Corporate Fixed Deposits: Things to know before investing

Company deposits or popularly known as Corporate FDs are the debt instruments offered by companies to public. These deposits are similar to bank fixed deposits but usually carry higher than bank's average fixed deposit rates and thus attract lot of investors. But it should be remembered that just assurance of a fixed return doesen't make company FDs risk free.
If the company is financially weak, they may not even be able to pay interest, at times, even the principal amount. In the 1990s, many investors lost their hard-earned savings because they were lured by high returns and didn't try to understand how the company would generate the money to repay the deposits.

So what is the risk of default?
The corporate deposits are typically unsecured, which means that you cannot lay your hands on the assets of the company if it lands in financial trouble and is liquidated. In that event, your turn to receive your money will come only after the secure lenders of the company are repaid. In a bank deposit, your money is deployed more diligently as banks are regulated by the RBI. Banks use your money to lend customers after assessing their creditworthiness. Companies, on the other hand, use the money for their own projects or sometimes for their working capital. The risk profile of such projects can be high. The banking system also generates enough liquidity to repay your deposit if you want to withdraw it before it matures.

So how to select which company deposit scheme to choose?

Check following points before investing in any corporate deposit.

Credit rating: Start by looking at the credit rating of the deposit that you are examining. The RBI requires non-banking finance companies such as HDFC and Dewan Housing Finance to get their deposit instruments rated. This will be prominently displayed in the application form. HDFC, for instance, has a triple A (displayed as AAA) rating from Crisil, the highest rating awarded for an investment-grade instrument. Ansal Properties & Infrastructure, on the other hand, has a Fitch Rating of B- (for long-term debt), which denotes speculative grade and low margin of safety.

Look for a triple-A rated company and do not settle for anything less than a double-A rating. This process will automatically weed out companies with high financial and business risks.
Non-finance companies are not regulated by the RBI. Many of them, while getting a rating on their long-term or short term instruments, do not specifically get their fixed deposit rated. Also, the credit rating is often not available to a prospective depositor. The deposit of Jaiprakash Associates is one such example. You have two ways to overcome this limitation. If the company is a prominent one, an Internet search of its rating should throw you results. Crisil, ICRA, Fitch and CARE are agencies that do most of the ratings. You can look in their websites as well. If not, take a closer look at the company's financials that will be disclosed in the application form.

Company Financials: For non-finance companies, look at the balance sheet for debt — secured and unsecured loans. If this sum is over twice the net worth (share capital plus reserves and surplus) you may have reason to be cautious. One other additional check, if you have access to the company's profit and loss account, is to verify the annual interest costs. See if the profit before interest and taxes covers the interest costs by at least two times.
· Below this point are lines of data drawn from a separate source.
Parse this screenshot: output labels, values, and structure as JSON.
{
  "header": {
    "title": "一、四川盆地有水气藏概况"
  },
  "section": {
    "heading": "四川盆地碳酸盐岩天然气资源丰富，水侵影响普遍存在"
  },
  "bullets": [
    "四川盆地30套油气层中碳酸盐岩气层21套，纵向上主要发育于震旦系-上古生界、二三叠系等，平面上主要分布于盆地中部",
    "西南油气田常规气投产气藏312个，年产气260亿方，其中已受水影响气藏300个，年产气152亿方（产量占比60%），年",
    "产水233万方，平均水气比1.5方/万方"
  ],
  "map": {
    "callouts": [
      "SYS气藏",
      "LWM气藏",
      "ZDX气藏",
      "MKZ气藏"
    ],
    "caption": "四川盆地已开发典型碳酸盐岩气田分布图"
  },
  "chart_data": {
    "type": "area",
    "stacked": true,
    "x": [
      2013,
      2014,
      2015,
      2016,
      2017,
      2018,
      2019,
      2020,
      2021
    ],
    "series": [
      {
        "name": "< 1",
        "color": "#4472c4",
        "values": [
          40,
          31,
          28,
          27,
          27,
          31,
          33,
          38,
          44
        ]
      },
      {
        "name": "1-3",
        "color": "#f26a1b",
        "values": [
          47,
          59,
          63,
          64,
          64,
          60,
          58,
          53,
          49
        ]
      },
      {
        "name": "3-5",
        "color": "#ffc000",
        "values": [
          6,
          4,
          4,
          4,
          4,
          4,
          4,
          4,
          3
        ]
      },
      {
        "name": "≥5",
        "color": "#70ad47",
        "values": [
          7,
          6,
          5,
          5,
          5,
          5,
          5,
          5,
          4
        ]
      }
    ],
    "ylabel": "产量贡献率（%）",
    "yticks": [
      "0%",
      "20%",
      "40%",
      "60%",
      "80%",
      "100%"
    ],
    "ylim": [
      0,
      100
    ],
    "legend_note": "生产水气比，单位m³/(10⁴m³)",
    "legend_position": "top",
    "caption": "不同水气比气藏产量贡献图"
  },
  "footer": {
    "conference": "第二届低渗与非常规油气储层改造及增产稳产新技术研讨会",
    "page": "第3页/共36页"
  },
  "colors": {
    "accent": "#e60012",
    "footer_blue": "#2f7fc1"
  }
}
The lower the coverage, the more strapped the company is, in servicing your interest.

High rates: If the deposit offers 1.5-2-percentage points more than a top-rated company, verify the nature of the company's business and whether it is a profit-making entity. Jaiprakash Associates' deposits carry 2.5 percentage points higher interest than HDFC's Platinum deposit. Remember, higher returns come at the cost of assuming higher risks.

Listed entities: Prefer listed entities to unlisted ones, unless the latter are government-backed, such as Hudco. Listed entities file a good part of their business and financial information with the exchanges. This makes access to information easy. While you can explore unlisted but public companies, such as Sundaram BNP Paribas Home Finance, avoid partnership or private limited companies. These are less regulated and disclose little information.

Check history: You can also consider inspecting if the company has high number of complaints or defaults in the past. In general, it is best to refrain from little-known names even if your agent recommends it. Remember the agents are paid a hefty commission to promote these FDs.

When you investigate the company's history, always check with your agent and other depositors on how promptly the company provides the FD receipt or pays the interest.

Many companies now take anywhere between 45 and 60 days to issue a receipt if you are not in the same city as the company's processing division. Such delay speaks of poor service.

Fine print: Always read the fine print in the application form. Much of the terms and conditions relating to issues such as premature withdrawal are buried in the second page of the application form. If you are renewing the deposit, look for any change in the terms from the time you deposited.

Once you have zeroed in on you investment, remember to avoid locking into corporate FDs for more than three years. A company's future is tough to predict beyond this, and any deterioration in business or financials normally start hurting a company over a 2- to 3-year period.